What strikes one most about the two exhibitions by Scaria and Antao are their Christian underpinnings, intended or unintended as the case might be. While the intention in both exhibitions is to challenge and dismantle existing values systems, the references like Icarus and Sisyphus in Scaria’s workS, Hesitant Attempt, and a set of Untiledcharcoals, clearly draws on the myths of ancient Greece and early Christianity, while in Antao’s work one may note a subconscious reference to the Indo-Portuguese sculptures to be found in Goa and Gaugin’s Polynesian sculptures, which typify a coming together of East and West.  

In fact, the East-Indian approach to Christian iconography often fuses influences of Hinduism therein. In a sense his art may be seen as a point of cross-over.  In this body of work Antao focuses primarily on the torso as a formal device to convey the nuance of these satirical pieces that touch both heart and head. It may be noted that while the works are laced with a subtle eroticism of the earth-mother, the intention is to go beyond mere physicality of the form. This is signified clearly by one of the sculptures-- one may note that the hands of the protagonist reach in beyond the parameters of the garment to touch her own heart. It indicates that the intention of the artist is to go beyond the earthly body and connect with inner spirit of his creations. 
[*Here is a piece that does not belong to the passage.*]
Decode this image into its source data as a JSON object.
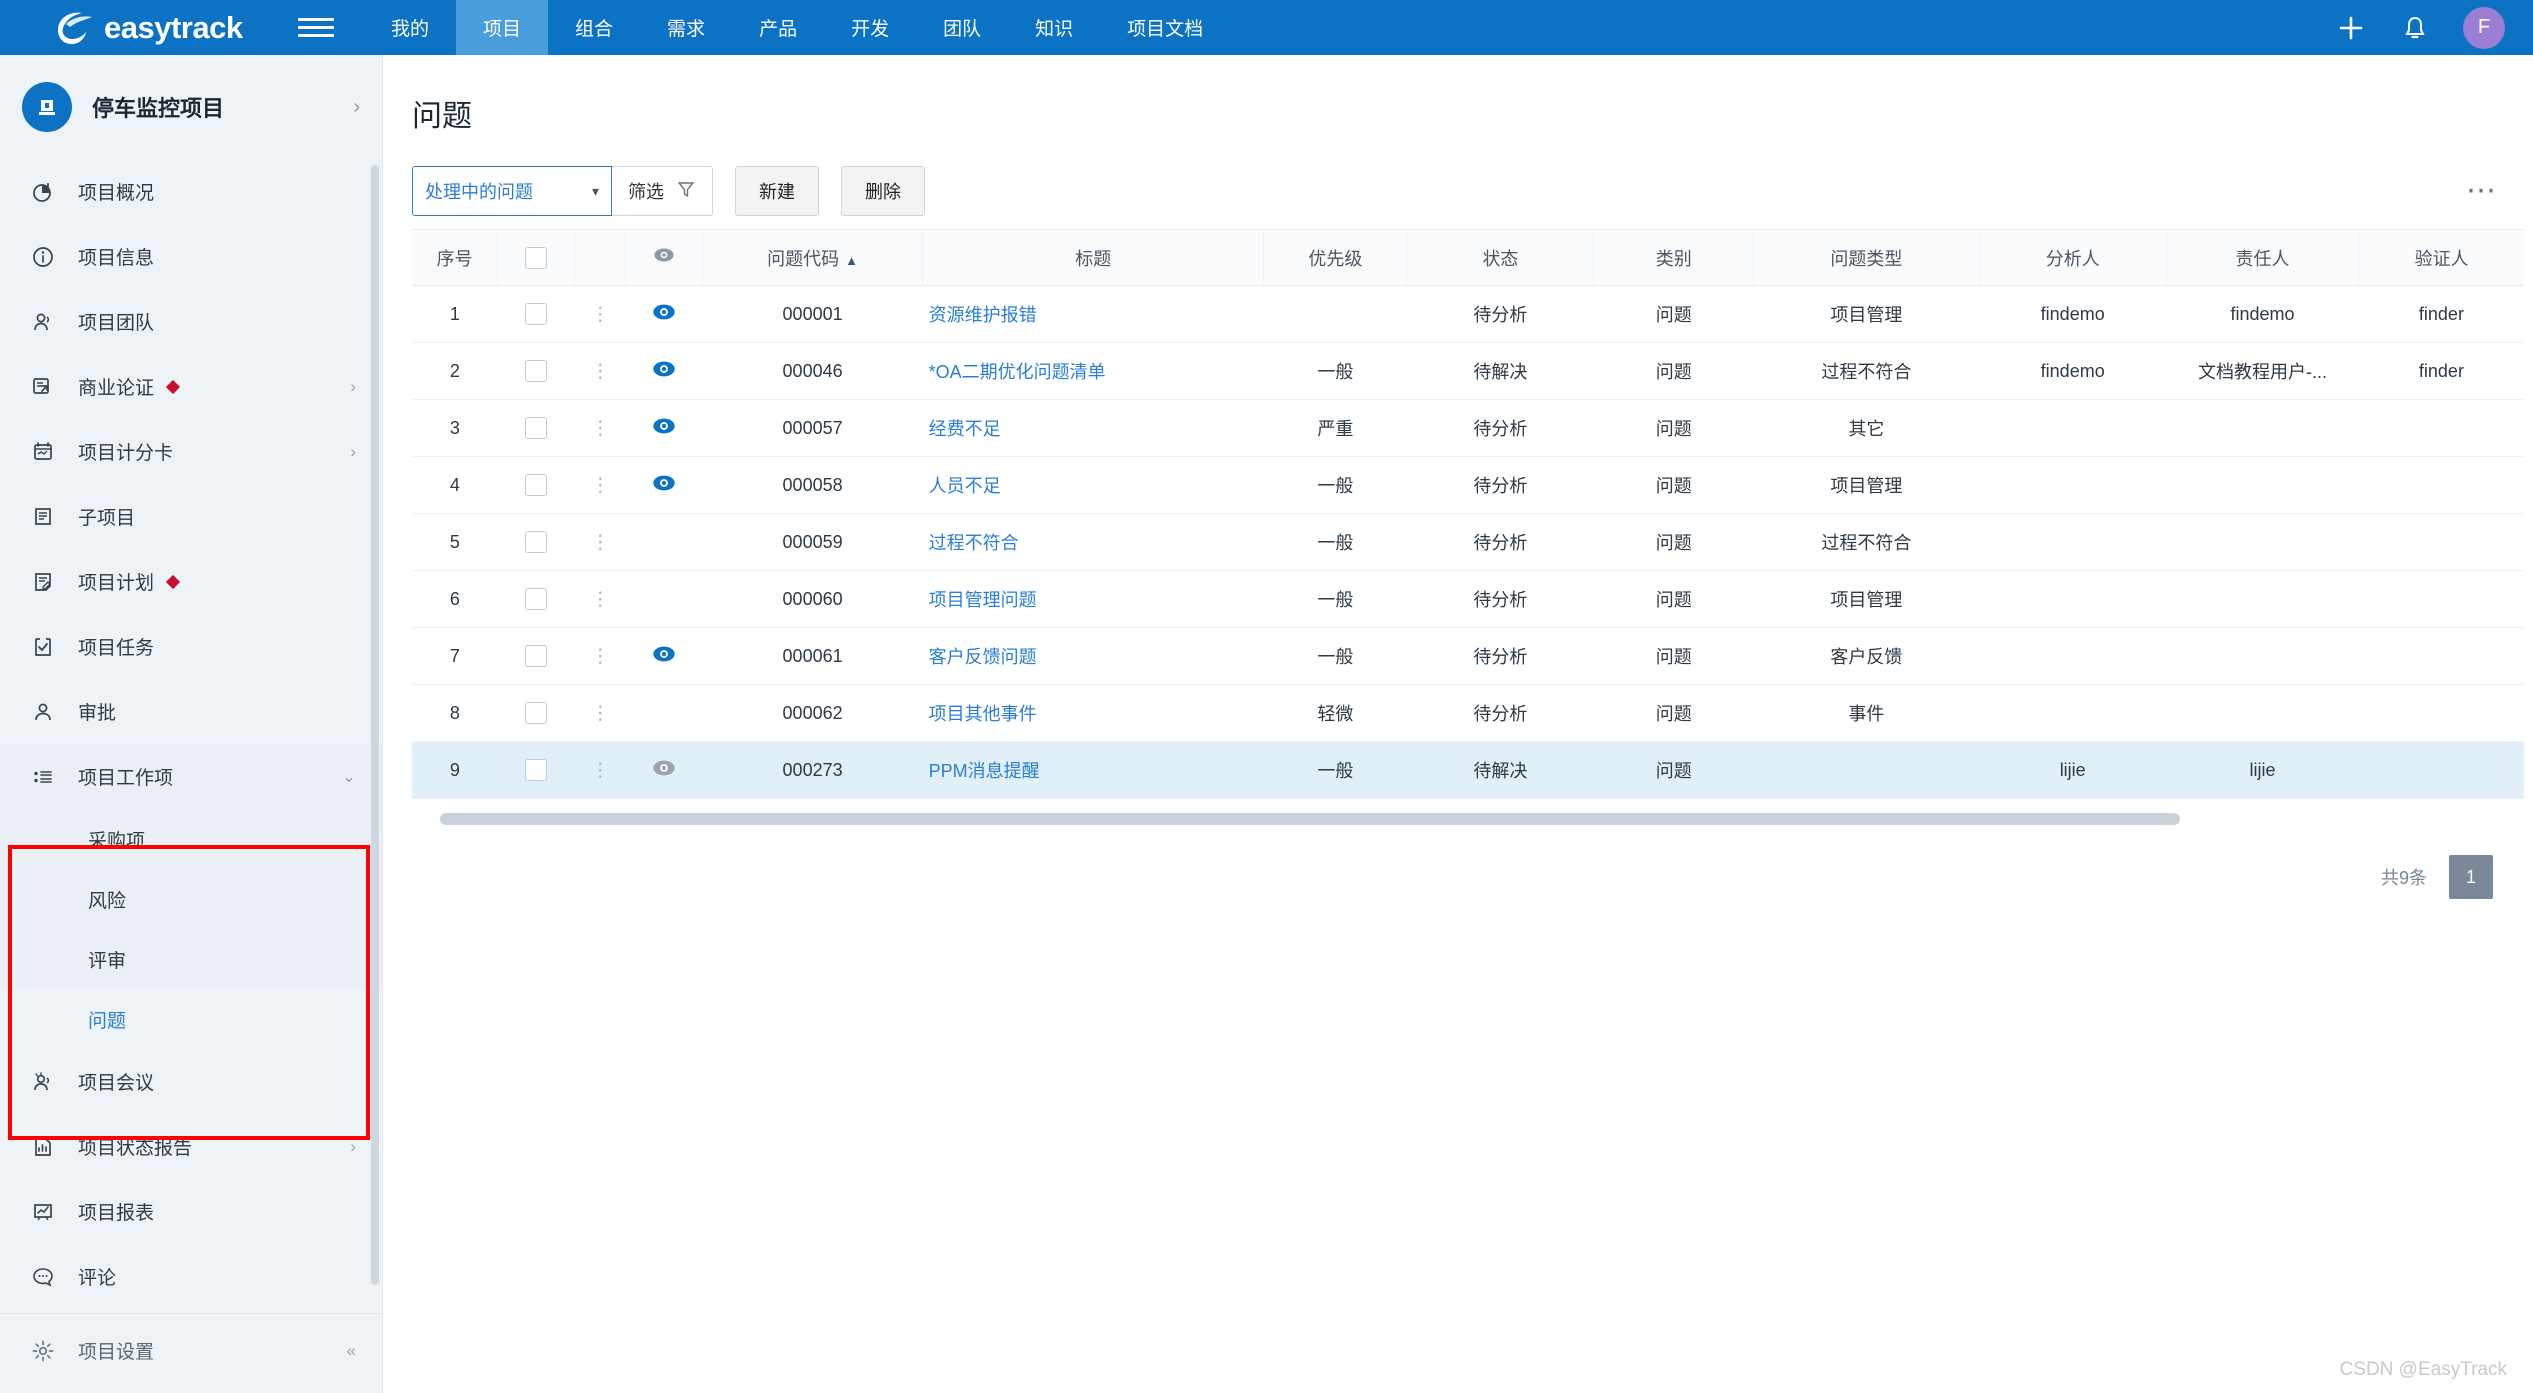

The emotive charge of a construction worker’s brick, a politician’s chair or a community waterspout carries them beyond the mundane message, when juxtaposed with the astral bodies of his protagonists who are sky clad or forest covered. Under Antao’s skilled hands, the neck morphs into roots, the body resembles a fibrous plant or a bird nests in the belly of a standing figure, who contemplates the world with her eyes closed. All the characters, whether they are torsos, heads or full-bodied sculptures, appear to be contemplating their inner life, for their eyes are either shut or inward looking.  Scaria’s work is also marked by this sense of inner contemplation. For instance, his Thinker, imagines Rodin’s famous sculpture of the same name, submerged in a well that leaks at out green toxic waste at the bottom. In a triptych three protagonists, dressed in saffron, green and white, (resembling the tri-colour) bare their chests, revealing a hidden inner-narrative, indicated by play and pause buttons. 
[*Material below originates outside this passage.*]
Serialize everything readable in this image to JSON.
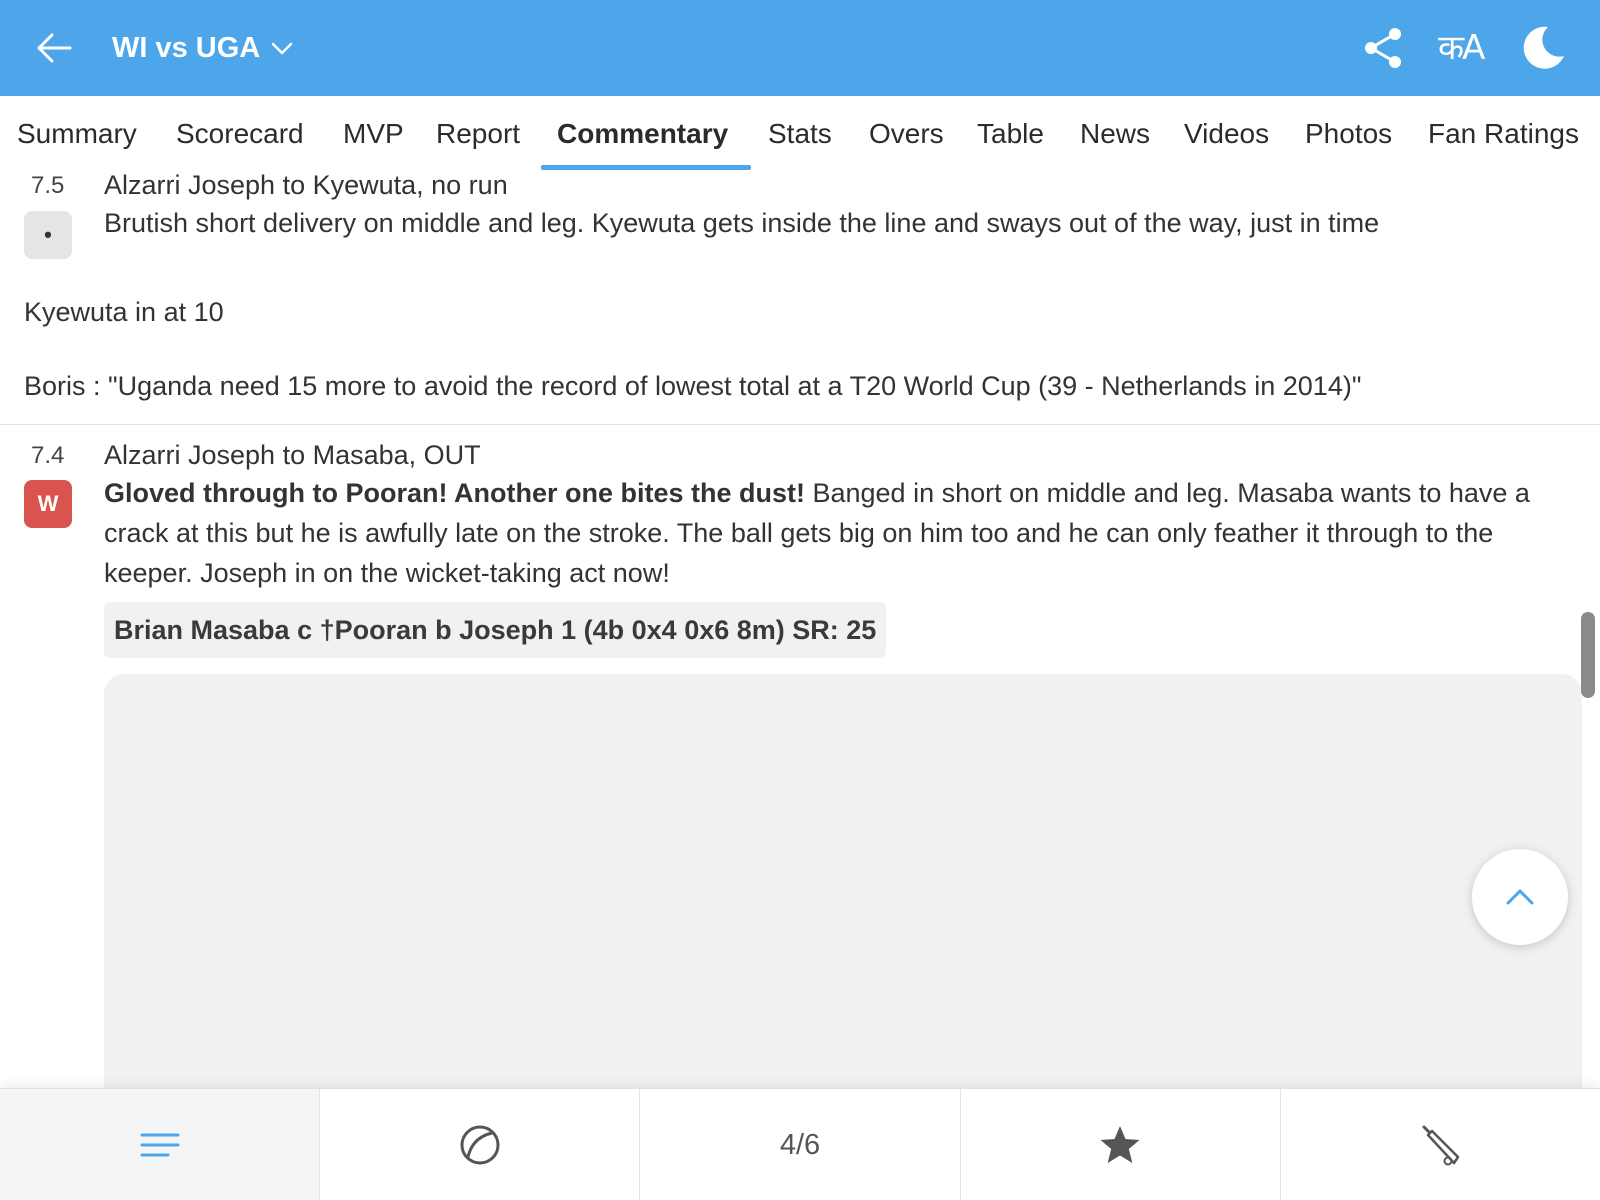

It would be fair to say that both artists address the past and the present, the national and the global with a fair dose of mythology and a reference to nostalgic objects, that often stand in as protagonists. One might even go as far as to say that their works provide an alternative voice that speaks to the syncretic nature of the country, the largely absent voice of the Christian minority, emerges through these works without becoming overt or obvious. There approach is not in a manner as obvious as an artist like the late F N Souza who takes a verbose stand on the matter.

Within the works of Scaria and Antao, we may find new and nuanced narratives that address the Post-Colonial history of India in an age of Globalization, with the environment in the forefront of the concern’s of both the artists.